İstanbul’un kültürel miraslarından tarihi Unkapanı Değirmeni’nin restore edilmesi ve İbn Haldun Üniversitesi Süleymaniye yerleşkesi olarak ihyası projesinin tanıtım programı Fatih Belediyesi Başkanı Mehmet Ergün Turan, Mütevelli Heyeti Başkanı Prof. Dr. İrfan Gündüz, Mütevelli Heyeti Başkan Vekili Necmeddin Bilal Erdoğan, İstanbul Vali Yardımcısı Mustafa Asım Alkan, rektör Prof. Dr. Atilla Arkan ve protokol üyelerinin katılımıyla gerçekleşti.

Fatih Belediye Başkanı Turan: “Unkapanı Değirmeni’nin restore edilmesi bölgenin tekrar ayağa kalkmasını sağlayacak”

“Unkapanı’nın eski haşmetiyle yeniden hayata geçmesi bu bölgedeki dönüşümün habercisi olacaktır”

Unkapanı Değirmeni Üniversite Dönüşüm Projesi’nin tanıtım töreninde konuşan Mütevelli Heyeti Başkan Vekili Necmeddin Bilal Erdoğan, “Gerçekten mirasın ihyası kolay bir iş değil. Aynı zamanda İlim Yayma Vakfı olarak yakinen Suriçi’nde bu tür tarihi bölgede bu tarihi mirası yeniden hayata geçirmenin ne kadar zor olduğunu biliyoruz. Yaklaşık 5 yıl İtalya’da yaşadım. Orada da benzer şekilde tarihi mirasın korunmasına yönelik zorluklara şahit olarak birinci elden görmüş oldum. Bir taraftan bu eski yapıların korunması, tamir edilmesi, tadil edilmesi, ayakta tutulması gerekiyor. Ama bu, fonksiyon kazandırmadan elbette mümkün olmuyor. Bu tür tarihi özellikleri olan yapılar genelde kamu hizmeti gören tam da üniversite türü yapılar olarak korunduğu zaman çok ideal sonuçlar ortaya çıkıyor. Bu projenin üniversitemize intikal etmesinde ilk adımı atan eski Belediye Başkanımız Mustafa Demir olmuştur. Sağ olsunlar kendisi hemen yine Haliç hattındaki benzer bir projeden de esinlenerek buraya bir üniversite getirebilir miyiz dedi.

Fatih Belediye Başkanı Turan: “Unkapanı Değirmeni’nin restore edilmesi bölgenin tekrar ayağa kalkmasını sağlayacak”

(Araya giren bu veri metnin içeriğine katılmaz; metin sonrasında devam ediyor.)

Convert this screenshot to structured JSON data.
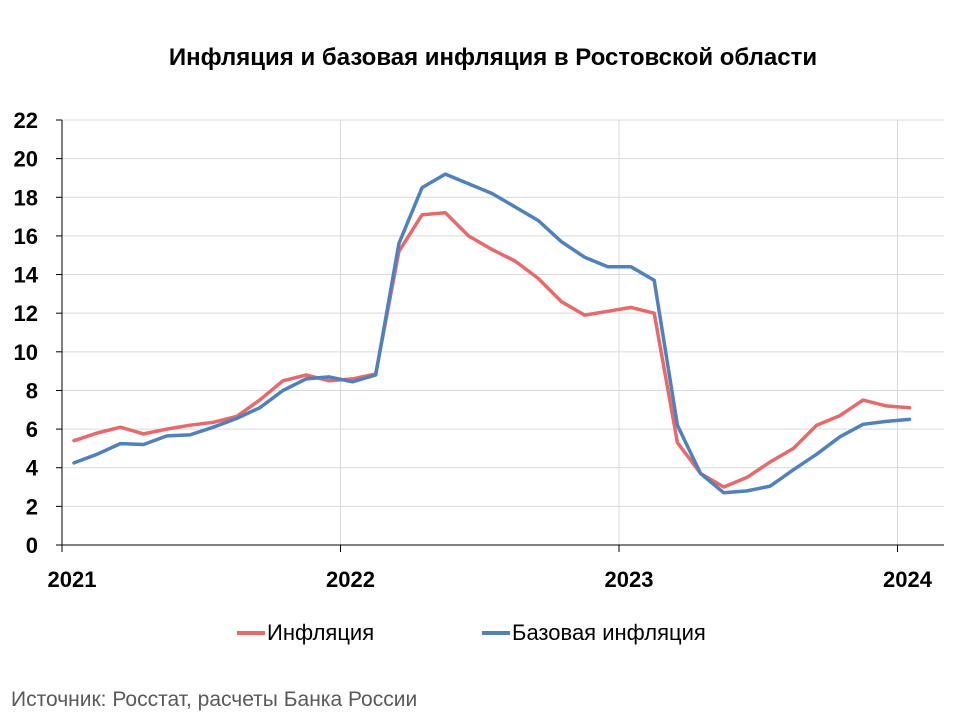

Malumunuz bu Süleymaniye bölgesi yenileme alanı uzun yıllardır hak ettiği hüviyeti kazanamadı. İstanbul’un en değerli noktalarından bir tanesi olmasına rağmen hala şu anda biz burada bir yurdumuzu eylül ayında açtık. Buraya 100 kadar öğrencimiz geliyorlar, gidiyorlar ama maalesef etraf çok emniyetli bir yer değil ve insanların gelip gitmek istediği bir yer olmaktan çok uzak. Ama bu tür projeler bu bölgenin hak ettiği hüviyeti kazanmasına aslında önayak olacak. Onun için o günden bugüne tabii uzun bir süreçten bahsediyoruz. Fatih Belediye Başkanımız hakikaten bu projeye önem verdi.

Yani niye bu Ramazan vakti bunu yapıyoruz? Çünkü izinlerimiz, imzalar çıkar çıkmaz biz hemen başlama karar verdik ve bütün bu süreçler yeni tamamlandığı için adımımızı atıyoruz. İnşallah burada üniversitemizin özellikle sürekli eğitim merkezi yüksek lisans, doktora programları, halka açık, yabancı dil programları ve sosyal kuluçka merkezimiz olacak ve gerçekten buraya gelen akademisyenler, öğrenciler çok üst düzey akademik çalışma yapan insanlar bu bölgeye değer katacaklar. Böylesine kıymetli bir nokta. Unkapanı’na ismini veren yerdeyiz elbette. Buranın eski haşmetiyle yeniden hayata geçmesi bu bölgedeki dönüşümün de belki de habercisi olacaktır” dedi.

“Süleymaniye Camisi ve çevresi bana göre medeniyet değerlerimiz açısından en müstesna yer”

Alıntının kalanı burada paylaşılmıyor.